Texto María Gutiérrez. Fotos Rodrigo Casado

Un cambio de escenario y la literatura como primer plato en esta vigésimo primera edición de Sonorama Ribera.

Cuando pensábamos que el festival no nos podía sorprender más, llega con varias novedades. Gracias a la cesión por parte del Ayuntamiento de un nuevo recinto de 60000 metros cuadrados, hasta el más tímido de los asistentes podrá bailar sin parar. Además, se podrá disfrutar de la unión tan peculiar del ritmo y la escritura de la Escuela Internacional de Madrid debido a la iniciativa Sonorama también se escribe. El ideólogo de esta reciente idea es Fernando Navarro –profesor de los cursos de crítica musical de la escuela de Escritores de Madrid y periodista en el diario El País–. Será también el encargado de moderar una charla coloquio entre el famoso poeta y escritor Benjamín Prado y un músico aún anónimo. Ambos hablarán sobre el panorama musical actual, los grupos emergentes y sus fobias y filias musicales.

Con estos dos proyectos se da inicio a una nueva etapa en la historia del festival. Sin olvidar, por supuesto, su seña de identidad: la gastronomía, la música independiente –ya no solo dentro del panorama nacional, sino también internacional– y la gratuidad de algunos conciertos y actividades en la ya mítica Plaza del Trigo.

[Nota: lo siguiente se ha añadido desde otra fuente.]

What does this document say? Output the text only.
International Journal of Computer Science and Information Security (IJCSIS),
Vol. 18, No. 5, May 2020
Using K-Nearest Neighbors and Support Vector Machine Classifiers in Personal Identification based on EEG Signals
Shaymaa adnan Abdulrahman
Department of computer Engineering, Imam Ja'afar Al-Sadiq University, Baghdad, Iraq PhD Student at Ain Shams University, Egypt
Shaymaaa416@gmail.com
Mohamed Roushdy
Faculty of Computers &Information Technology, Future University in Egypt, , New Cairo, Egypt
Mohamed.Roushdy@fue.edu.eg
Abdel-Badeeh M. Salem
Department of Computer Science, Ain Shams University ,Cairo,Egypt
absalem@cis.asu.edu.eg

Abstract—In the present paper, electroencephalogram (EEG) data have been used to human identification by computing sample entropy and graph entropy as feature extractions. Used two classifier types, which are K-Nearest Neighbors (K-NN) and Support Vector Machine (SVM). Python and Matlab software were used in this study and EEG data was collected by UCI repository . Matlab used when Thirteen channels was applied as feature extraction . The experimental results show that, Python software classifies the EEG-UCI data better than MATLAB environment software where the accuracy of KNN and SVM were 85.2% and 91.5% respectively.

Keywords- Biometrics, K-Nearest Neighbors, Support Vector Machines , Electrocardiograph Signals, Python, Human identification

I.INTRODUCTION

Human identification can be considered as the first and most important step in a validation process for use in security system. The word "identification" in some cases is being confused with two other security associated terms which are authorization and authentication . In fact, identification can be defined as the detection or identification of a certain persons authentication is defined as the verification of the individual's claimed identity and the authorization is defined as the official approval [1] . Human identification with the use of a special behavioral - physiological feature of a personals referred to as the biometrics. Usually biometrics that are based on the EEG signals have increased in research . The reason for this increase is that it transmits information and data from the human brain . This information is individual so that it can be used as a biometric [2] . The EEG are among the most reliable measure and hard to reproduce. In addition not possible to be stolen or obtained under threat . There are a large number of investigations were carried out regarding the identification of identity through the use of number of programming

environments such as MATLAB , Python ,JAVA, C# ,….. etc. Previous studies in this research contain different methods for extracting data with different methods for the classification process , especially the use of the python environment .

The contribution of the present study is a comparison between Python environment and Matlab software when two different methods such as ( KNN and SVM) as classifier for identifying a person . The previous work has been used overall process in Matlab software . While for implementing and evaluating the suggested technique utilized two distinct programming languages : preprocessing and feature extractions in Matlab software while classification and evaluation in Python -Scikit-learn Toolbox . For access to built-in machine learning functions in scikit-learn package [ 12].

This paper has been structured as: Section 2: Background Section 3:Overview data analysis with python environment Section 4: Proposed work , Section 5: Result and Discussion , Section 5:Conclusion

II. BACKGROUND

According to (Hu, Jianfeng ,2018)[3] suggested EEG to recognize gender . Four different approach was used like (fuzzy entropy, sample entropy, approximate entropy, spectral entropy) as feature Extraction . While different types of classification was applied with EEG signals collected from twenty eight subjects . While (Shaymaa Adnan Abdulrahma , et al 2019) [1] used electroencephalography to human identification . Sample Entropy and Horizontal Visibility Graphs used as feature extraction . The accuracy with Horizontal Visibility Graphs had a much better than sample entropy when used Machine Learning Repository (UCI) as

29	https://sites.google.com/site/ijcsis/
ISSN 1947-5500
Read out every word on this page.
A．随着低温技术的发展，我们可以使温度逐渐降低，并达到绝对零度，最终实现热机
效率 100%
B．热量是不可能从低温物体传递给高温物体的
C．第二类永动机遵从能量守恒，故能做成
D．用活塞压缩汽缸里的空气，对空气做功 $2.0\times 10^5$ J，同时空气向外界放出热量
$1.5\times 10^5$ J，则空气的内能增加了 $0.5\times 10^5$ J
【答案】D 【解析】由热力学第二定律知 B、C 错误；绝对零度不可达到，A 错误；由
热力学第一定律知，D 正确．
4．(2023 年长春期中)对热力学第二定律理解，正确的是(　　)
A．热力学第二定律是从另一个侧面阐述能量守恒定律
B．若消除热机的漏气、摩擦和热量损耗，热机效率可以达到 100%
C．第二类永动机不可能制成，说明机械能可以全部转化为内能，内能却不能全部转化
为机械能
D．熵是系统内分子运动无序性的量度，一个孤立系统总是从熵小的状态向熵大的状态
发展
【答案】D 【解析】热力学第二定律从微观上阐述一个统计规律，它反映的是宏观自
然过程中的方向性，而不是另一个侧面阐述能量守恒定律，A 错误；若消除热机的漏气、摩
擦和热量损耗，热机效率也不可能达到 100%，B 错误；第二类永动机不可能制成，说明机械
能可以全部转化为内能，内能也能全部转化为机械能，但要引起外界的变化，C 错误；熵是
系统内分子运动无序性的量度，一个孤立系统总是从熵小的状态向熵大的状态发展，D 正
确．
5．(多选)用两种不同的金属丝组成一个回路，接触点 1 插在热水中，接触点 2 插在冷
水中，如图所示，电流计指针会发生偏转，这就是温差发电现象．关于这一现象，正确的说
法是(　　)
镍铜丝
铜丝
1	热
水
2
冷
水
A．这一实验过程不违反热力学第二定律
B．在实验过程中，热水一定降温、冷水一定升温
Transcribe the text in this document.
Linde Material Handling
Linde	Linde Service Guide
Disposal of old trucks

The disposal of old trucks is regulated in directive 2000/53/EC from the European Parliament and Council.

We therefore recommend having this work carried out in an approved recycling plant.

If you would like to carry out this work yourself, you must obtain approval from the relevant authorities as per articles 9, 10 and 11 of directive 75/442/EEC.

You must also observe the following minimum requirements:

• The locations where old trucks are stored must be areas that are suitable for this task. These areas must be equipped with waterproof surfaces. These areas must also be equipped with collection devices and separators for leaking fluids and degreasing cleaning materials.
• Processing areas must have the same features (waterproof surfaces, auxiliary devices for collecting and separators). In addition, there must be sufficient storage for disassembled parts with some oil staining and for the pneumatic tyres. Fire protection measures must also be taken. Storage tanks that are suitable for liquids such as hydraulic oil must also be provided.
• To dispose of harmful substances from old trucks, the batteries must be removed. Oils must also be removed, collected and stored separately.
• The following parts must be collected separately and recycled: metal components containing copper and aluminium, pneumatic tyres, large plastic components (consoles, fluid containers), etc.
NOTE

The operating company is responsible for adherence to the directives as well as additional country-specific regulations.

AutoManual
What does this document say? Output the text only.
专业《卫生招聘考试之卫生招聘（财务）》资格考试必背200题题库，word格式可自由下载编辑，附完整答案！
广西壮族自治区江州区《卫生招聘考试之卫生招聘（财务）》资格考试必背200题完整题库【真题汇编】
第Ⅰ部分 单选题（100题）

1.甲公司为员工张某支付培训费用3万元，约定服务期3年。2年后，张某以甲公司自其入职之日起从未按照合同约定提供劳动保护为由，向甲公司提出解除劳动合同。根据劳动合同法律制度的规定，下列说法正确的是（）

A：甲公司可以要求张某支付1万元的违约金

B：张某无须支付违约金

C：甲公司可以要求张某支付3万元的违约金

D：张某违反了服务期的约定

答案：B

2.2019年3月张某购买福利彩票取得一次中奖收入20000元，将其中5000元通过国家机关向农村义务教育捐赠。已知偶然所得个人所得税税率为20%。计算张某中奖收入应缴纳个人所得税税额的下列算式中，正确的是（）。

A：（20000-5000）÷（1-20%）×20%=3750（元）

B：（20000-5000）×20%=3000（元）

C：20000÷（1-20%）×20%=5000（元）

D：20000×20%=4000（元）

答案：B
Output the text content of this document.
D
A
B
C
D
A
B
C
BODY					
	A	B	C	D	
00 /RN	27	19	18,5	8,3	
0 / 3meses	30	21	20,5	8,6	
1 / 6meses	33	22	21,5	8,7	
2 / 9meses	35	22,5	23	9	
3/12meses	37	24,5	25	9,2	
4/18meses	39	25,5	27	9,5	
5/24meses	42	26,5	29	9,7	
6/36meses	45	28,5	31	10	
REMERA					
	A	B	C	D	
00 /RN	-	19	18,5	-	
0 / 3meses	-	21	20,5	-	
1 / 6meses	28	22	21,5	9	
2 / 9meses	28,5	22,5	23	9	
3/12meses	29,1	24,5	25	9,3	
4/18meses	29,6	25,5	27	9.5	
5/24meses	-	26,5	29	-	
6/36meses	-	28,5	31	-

Pero ser referencia en el panorama musical implica en que su cartel tiene que contener a artistas que hayan hecho historia en su profesión, y el objetivo está cumplido. Este año, algunos ejemplos son Nacho Cano –excomponente del grupo Mecano–, Fangoria y Tequila. Y algunos que llevan menos años en el mundo musical pero que, también, tienen un alto caché. Como MissCafeina, Taburete, Love of Lesbian, Thevaccines y Crystal Fighters. Mientras que bandas musicales como De Perdidos Al Río suben por primera vez al festival arandino, otros como Delorean se despiden como grupo en este mismo festival. Así que la emoción está servida.

Asimismo, las reivindicaciones y la igualdad juegan un papel muy importante. Por ello, Kumbia Queers, referentes del colectivo LGTBIQ de Latinoamérica, junto a los Caligaris, harán de sus letras todo un himno.

Otros apuestan por sus propios ritmos. Es el caso de los colombianos Doctor Krápula, los cuales han inventado su propio género musical que recibe el nombre de electropical. Un grupo ha tomado como referencia este género y también lo ha aplicado a su música. Eso sí, de una manera paranormal. Se denomina electropical extraterrestre y ellos son el dúo argentino Frikstailers. Todo ello junto a 130 nombres más serán los encargados de representar un festival para todos los gustos.

Una experiencia precedida de una fiesta de bienvenida que comenzará el miércoles 7 de agosto a las siete de la tarde.